同法案は、治安の分野では、テロリズムや「特定有害活動」の防止に関連して収集した情報を「秘密」に指定します。赤嶺氏は、これらに関連する指定項目として法案の「別表」にあげられている「その他の重要な情報」とは何かと質問。同調査室の橋場健参事官は「都道府県警察が収集した情報」が該当すると説明しました。都道府県警察でテロ活動などの情報収集を担当する治安機関は、事実上、警視庁公安部に代表される公安警察に限られています。
橋場参事官はまた、都道府県警察や海上保安庁など治安機関の「情報の収集整理又はその能力」も「秘密」の対象になると説明。公安警察の活動内容や情報収集の「能力」を示すような広範な情報も全て「秘密」になりえることになります。

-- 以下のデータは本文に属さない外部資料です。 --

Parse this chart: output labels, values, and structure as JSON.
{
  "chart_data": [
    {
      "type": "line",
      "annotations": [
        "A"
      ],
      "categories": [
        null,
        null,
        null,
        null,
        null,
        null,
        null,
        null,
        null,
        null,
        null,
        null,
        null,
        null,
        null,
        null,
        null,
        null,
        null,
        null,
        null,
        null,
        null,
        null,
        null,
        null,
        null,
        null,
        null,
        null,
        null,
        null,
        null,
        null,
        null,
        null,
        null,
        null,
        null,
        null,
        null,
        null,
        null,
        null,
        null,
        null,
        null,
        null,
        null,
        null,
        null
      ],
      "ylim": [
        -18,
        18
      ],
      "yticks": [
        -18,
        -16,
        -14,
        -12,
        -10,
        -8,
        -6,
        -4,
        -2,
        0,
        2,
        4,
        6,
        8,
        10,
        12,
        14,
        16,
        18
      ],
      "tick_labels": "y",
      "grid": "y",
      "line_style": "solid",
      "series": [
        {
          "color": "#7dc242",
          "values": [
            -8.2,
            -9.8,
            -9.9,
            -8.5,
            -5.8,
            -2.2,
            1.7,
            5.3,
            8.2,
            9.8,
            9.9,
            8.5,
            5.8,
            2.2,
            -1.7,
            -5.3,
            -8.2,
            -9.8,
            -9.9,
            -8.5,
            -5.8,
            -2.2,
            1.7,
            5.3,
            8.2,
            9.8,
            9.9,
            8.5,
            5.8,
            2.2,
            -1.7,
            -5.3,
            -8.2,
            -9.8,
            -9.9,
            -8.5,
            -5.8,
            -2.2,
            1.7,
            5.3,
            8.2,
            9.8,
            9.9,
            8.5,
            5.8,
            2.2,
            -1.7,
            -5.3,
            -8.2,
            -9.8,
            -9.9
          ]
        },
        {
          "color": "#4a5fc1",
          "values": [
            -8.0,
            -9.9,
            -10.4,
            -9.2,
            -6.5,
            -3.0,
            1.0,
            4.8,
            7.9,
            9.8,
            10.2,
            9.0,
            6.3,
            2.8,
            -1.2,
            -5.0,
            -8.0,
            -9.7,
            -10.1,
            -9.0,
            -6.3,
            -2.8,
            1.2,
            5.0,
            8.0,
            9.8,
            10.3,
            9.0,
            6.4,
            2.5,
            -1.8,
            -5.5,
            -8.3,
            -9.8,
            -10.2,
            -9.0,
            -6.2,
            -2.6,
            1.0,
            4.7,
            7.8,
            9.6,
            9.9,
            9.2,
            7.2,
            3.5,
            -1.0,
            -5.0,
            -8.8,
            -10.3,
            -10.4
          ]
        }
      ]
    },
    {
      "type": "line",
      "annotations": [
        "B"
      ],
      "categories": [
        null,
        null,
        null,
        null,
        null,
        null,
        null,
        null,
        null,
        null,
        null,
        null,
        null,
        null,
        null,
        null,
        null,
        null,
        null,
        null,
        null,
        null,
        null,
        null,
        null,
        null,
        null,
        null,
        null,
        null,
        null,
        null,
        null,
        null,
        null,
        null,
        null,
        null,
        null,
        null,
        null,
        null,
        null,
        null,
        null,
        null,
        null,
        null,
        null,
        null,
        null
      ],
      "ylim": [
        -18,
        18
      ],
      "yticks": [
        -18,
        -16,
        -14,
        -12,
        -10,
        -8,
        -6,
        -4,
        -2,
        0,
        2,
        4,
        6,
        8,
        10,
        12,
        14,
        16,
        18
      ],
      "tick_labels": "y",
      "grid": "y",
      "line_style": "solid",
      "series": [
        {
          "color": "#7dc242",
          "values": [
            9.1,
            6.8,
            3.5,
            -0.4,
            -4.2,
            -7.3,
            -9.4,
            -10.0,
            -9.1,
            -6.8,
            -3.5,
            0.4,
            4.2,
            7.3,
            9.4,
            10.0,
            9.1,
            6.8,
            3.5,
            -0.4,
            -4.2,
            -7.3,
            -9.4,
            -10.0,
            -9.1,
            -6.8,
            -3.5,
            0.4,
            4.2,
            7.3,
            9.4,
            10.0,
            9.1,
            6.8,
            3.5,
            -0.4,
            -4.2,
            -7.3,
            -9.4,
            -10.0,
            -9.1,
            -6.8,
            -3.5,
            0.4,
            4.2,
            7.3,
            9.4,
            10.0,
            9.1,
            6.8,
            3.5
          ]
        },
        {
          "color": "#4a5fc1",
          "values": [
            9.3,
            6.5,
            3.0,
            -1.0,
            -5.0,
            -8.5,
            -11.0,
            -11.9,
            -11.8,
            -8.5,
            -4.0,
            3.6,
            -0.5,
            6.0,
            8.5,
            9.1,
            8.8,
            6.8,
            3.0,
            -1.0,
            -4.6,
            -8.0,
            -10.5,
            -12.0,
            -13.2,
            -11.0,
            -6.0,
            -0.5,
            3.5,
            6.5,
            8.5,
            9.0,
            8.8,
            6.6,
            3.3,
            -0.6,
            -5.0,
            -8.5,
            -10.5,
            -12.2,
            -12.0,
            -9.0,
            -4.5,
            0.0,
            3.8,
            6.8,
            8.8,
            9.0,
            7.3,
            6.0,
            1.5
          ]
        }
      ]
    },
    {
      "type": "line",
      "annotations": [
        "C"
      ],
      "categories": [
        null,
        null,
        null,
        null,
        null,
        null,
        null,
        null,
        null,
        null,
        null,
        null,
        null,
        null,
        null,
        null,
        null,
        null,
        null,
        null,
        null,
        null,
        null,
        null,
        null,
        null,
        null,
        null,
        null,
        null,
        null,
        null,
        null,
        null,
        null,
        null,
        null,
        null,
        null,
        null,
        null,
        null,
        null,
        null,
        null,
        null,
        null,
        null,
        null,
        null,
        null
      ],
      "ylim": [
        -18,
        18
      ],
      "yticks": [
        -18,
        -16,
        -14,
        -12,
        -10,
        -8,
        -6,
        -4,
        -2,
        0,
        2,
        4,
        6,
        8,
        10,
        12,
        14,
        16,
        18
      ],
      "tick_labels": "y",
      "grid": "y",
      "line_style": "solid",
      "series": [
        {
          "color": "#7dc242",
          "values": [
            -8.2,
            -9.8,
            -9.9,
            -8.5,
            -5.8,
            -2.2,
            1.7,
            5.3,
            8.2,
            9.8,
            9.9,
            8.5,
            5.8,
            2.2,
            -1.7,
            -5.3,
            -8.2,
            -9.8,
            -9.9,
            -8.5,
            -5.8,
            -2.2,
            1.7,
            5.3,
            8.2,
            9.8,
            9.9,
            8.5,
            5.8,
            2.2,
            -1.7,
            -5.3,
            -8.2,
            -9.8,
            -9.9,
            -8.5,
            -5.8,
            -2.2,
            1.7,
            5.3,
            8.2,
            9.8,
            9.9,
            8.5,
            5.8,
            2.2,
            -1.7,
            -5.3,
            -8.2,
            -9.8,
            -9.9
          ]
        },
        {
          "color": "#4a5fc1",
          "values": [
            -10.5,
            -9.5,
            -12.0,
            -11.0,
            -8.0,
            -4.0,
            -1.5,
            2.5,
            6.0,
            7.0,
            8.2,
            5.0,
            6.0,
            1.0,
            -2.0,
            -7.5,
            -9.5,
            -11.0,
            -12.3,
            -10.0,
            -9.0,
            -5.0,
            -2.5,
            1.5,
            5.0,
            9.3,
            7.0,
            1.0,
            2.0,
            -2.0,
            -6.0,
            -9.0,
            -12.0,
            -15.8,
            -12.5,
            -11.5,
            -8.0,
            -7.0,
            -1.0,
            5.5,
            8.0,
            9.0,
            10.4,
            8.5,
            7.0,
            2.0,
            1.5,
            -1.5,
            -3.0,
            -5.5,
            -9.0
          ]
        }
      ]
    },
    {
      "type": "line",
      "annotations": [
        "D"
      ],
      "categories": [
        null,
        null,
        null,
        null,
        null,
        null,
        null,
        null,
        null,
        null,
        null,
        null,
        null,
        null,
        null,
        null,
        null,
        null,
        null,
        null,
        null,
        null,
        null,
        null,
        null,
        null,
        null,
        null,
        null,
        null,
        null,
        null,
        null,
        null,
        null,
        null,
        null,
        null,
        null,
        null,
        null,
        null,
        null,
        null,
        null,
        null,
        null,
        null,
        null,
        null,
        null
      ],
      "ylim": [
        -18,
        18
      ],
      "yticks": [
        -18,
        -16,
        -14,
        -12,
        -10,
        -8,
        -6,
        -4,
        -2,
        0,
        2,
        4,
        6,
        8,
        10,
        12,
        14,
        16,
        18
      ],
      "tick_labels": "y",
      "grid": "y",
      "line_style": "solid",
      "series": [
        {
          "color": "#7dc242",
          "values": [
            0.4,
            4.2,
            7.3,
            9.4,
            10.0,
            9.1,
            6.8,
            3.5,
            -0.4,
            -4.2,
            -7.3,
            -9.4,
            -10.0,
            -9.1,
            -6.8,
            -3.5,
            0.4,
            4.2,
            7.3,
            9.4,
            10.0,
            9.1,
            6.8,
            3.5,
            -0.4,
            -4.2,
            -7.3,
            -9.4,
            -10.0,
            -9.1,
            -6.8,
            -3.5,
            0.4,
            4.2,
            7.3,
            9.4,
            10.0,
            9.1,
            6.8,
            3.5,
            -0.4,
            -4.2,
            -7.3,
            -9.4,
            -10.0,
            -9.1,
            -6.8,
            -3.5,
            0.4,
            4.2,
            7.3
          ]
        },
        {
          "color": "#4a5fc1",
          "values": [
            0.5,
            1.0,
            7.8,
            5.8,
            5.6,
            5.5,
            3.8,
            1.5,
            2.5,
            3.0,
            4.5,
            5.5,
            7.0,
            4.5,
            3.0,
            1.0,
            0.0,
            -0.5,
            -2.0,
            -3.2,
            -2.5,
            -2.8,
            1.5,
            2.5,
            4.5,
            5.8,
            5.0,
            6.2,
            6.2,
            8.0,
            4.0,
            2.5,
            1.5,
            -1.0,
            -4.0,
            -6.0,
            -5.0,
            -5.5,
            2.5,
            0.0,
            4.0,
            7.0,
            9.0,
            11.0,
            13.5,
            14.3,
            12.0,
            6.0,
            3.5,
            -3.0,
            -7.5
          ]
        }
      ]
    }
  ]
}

警視庁のテロ捜査情報がインターネット上に流出した事件(2010年)では、日本に住むイスラム教徒を無差別にテロリスト扱いし、徹底した個人情報の調査や執ような尾行で人権侵害を重ねる公安警察の違法捜査の実態が発覚しました。公安警察はテロに限らずさまざまな名目で政府を批判する市民運動やデモ・集会を監視対象としており、秘密保護法案によって国家権力による違法な国民監視も国民から隠されることになります。